The major problem I was ruminating on was the fact that in that season I had a tendency to choke when the performance really mattered. I had my first panic attack in a classroom where I was presenting for a final exam in a marketing class. I looked at screen where my slides were projected and I couldn’t see what was in front of me. The notes I had practiced with suddenly made no sense as my mind became a jumbled mass of incoherent thoughts.
From that time forward, it felt like I was always one step away from losing my grip before I needed to do something important. For this reason, what should have been a confident interview started with me in a hallway waiting to be called, one step shy of full on panic.
If you could have read my thoughts in those 15 minutes it would have been saying something like this:
“What if I panic when they ask the first question?
“Escape plan! Just run out of the room like you did during the presentation.”
“But then your dream internship will be lost!”
“OK stay in the chair and breath. stay in the chair and breathe. stay in the chair and breathe. ”
“But what if I panic when they ask the first question?”
“Escape plan! Just run out of the room like you did…”

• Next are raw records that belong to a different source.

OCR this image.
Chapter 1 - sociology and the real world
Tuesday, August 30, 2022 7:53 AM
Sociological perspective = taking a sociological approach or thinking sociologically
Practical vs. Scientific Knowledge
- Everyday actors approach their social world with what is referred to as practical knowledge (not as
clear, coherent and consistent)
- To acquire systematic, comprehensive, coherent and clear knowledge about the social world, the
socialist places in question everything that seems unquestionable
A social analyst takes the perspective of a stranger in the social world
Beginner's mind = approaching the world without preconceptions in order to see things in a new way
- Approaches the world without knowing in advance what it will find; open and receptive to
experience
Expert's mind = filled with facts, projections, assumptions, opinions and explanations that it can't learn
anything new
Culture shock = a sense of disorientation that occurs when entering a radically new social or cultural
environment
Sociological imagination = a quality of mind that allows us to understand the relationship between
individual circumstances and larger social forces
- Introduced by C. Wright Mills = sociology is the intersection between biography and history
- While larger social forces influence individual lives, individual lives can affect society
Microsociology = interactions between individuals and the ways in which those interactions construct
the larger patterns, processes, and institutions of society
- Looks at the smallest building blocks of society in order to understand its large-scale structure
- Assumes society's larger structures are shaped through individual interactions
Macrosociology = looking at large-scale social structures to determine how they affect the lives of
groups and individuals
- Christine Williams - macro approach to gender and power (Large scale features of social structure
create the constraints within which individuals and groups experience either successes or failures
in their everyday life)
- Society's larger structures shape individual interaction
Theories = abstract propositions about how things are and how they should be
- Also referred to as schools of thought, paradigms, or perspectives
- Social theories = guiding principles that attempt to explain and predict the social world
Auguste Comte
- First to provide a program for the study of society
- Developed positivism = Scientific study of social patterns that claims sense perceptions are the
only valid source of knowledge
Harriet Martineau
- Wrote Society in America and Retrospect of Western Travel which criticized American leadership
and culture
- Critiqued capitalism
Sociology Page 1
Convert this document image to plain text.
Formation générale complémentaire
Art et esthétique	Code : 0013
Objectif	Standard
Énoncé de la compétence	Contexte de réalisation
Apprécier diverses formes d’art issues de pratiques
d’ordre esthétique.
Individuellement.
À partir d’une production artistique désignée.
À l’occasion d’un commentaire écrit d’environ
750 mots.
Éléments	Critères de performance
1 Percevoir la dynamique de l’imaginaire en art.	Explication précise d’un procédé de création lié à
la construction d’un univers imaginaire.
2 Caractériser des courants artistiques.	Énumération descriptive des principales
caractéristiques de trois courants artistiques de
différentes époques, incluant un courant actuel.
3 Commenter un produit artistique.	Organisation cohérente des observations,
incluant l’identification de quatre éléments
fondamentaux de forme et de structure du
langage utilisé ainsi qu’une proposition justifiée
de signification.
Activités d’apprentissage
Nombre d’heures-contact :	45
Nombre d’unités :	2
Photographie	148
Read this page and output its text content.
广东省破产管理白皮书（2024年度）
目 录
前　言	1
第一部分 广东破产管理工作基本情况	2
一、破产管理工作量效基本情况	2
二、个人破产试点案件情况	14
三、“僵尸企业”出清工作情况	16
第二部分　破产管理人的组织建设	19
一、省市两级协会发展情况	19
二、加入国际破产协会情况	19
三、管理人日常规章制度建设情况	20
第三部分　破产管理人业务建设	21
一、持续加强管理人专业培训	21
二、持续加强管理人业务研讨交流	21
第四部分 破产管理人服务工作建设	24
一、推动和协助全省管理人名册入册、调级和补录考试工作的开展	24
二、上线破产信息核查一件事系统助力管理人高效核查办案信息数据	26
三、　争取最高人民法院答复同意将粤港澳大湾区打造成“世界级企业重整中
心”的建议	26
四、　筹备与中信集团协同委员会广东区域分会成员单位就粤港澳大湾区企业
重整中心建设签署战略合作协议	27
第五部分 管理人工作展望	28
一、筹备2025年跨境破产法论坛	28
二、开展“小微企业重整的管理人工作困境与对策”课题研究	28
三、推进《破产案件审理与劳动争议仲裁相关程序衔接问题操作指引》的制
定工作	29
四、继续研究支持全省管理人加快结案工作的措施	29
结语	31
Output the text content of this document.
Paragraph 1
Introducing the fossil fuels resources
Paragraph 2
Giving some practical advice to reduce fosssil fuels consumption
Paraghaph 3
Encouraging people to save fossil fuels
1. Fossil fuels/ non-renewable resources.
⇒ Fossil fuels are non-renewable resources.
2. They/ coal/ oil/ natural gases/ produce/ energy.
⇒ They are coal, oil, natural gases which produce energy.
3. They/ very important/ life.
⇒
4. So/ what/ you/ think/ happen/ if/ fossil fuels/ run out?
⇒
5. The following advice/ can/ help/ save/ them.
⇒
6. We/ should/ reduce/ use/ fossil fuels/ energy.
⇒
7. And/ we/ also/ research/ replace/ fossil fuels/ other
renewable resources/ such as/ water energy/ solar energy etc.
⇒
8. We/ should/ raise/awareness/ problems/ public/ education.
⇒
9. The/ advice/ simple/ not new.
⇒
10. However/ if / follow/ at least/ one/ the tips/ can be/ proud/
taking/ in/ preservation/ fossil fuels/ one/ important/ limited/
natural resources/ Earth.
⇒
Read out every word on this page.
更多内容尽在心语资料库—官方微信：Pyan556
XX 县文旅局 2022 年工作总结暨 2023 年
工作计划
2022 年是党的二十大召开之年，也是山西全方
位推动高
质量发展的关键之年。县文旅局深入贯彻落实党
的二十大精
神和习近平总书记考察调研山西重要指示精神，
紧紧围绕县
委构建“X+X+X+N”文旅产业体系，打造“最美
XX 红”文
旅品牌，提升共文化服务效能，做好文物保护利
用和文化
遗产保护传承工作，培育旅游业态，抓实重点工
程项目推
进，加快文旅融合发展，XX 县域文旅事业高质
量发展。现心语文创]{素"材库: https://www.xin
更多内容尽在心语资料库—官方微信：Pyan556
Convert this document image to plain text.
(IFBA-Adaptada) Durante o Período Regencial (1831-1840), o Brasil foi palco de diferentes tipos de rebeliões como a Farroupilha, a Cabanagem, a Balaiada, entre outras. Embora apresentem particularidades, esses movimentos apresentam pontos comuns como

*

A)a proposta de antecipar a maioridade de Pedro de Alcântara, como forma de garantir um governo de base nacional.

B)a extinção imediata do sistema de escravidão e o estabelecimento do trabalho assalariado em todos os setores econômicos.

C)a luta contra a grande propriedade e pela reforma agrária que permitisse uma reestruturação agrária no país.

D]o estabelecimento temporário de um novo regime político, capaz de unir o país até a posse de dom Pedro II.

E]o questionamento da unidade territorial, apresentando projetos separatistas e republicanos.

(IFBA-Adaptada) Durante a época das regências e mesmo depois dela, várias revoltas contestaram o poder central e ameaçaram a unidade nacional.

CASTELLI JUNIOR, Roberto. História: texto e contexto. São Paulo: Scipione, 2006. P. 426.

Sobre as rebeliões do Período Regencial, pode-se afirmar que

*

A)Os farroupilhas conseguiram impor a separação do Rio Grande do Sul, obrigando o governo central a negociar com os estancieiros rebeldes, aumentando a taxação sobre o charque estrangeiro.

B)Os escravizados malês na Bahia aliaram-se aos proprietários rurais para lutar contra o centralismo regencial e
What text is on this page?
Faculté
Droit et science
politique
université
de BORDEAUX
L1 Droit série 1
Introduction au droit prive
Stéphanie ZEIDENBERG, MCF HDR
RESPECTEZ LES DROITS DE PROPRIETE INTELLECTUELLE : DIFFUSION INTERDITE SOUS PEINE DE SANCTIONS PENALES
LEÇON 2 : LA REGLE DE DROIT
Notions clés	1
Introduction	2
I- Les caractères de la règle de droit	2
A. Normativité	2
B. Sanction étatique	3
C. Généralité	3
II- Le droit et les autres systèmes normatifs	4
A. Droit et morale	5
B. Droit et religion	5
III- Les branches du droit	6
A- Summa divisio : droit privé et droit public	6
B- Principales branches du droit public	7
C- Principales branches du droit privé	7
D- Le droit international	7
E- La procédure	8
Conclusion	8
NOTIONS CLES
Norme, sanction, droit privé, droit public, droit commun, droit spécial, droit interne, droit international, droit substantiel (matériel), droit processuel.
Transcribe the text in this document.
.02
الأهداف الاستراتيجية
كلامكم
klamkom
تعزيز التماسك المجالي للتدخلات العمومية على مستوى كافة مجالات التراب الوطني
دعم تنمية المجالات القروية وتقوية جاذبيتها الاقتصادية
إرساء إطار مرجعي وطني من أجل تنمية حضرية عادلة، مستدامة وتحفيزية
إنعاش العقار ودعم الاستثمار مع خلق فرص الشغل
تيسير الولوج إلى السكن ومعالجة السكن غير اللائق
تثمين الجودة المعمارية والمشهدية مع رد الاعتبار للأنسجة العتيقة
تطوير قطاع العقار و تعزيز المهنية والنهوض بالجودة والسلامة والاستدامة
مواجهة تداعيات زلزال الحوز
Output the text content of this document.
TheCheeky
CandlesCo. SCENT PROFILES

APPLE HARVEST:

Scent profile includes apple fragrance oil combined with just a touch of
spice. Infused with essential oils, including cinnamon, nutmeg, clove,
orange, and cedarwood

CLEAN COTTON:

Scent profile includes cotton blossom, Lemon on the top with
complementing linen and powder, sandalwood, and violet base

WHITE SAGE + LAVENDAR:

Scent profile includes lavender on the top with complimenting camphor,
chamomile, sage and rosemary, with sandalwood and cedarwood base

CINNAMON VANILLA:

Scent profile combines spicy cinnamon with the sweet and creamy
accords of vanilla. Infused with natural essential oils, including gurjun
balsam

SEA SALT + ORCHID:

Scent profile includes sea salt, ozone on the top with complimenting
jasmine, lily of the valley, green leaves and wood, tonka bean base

Now picture this conversation on a hyper drive loop. Like when you accidentally hit the button on the record player that makes all the voices sound like Alvin and the Chipmunks. And then picture those same four sentences playing over and over again non-stop for 15 minutes at Alvin speed. Add in regular rushes of adrenaline typically reserved for the top of a roller coaster or the appearance of a robber and you have my basic state of mind and body, minutes before my interview. At least that was my state of mind until something strange happened.
Greg Savarese, a classmate and acquaintance from various campus activities over the last four years, rounds a corner at a quick clip and stumbles over my foot. He looks back to see what caught his shoe.
“Oh hey, Courtney! Sorry I didn’t see you there. How’s it going?”
Surprised by the unexpected fumbling of people and shoes and then equally surprised to realize I knew the person I’d almost tripped, Alvin and the Chipmunks were silenced instantaneously.
“Hey, Greg. Fine, thanks. Where are you headed…”
We engage in a five minute conversation about our plans after graduation, only having to part ways when I am called back by Amy, another classmate who is facilitating my interview that morning. She chats me up all the way to the classroom where I see smiling faces with hands extended in welcome and greeting.
I finish a great interview and reflect on the fact that Greg Savarese turned a corner in the nick of time.
And I realize that this is what Grace looks like.
Unmerited, unworked for, unearned favor. Something I couldn’t have orchestrated if I had tried, in the very moment that i needed it.
A friend of mine texted me this week: “God doesn’t give grace for our imagined fears.”
It struck me that this is true. It also strikes me that he has given me grace over and over again in the very moments that I’ve needed it.
Oh, that this would sink into the marrow of my bones.
I’d be the freest woman of them all.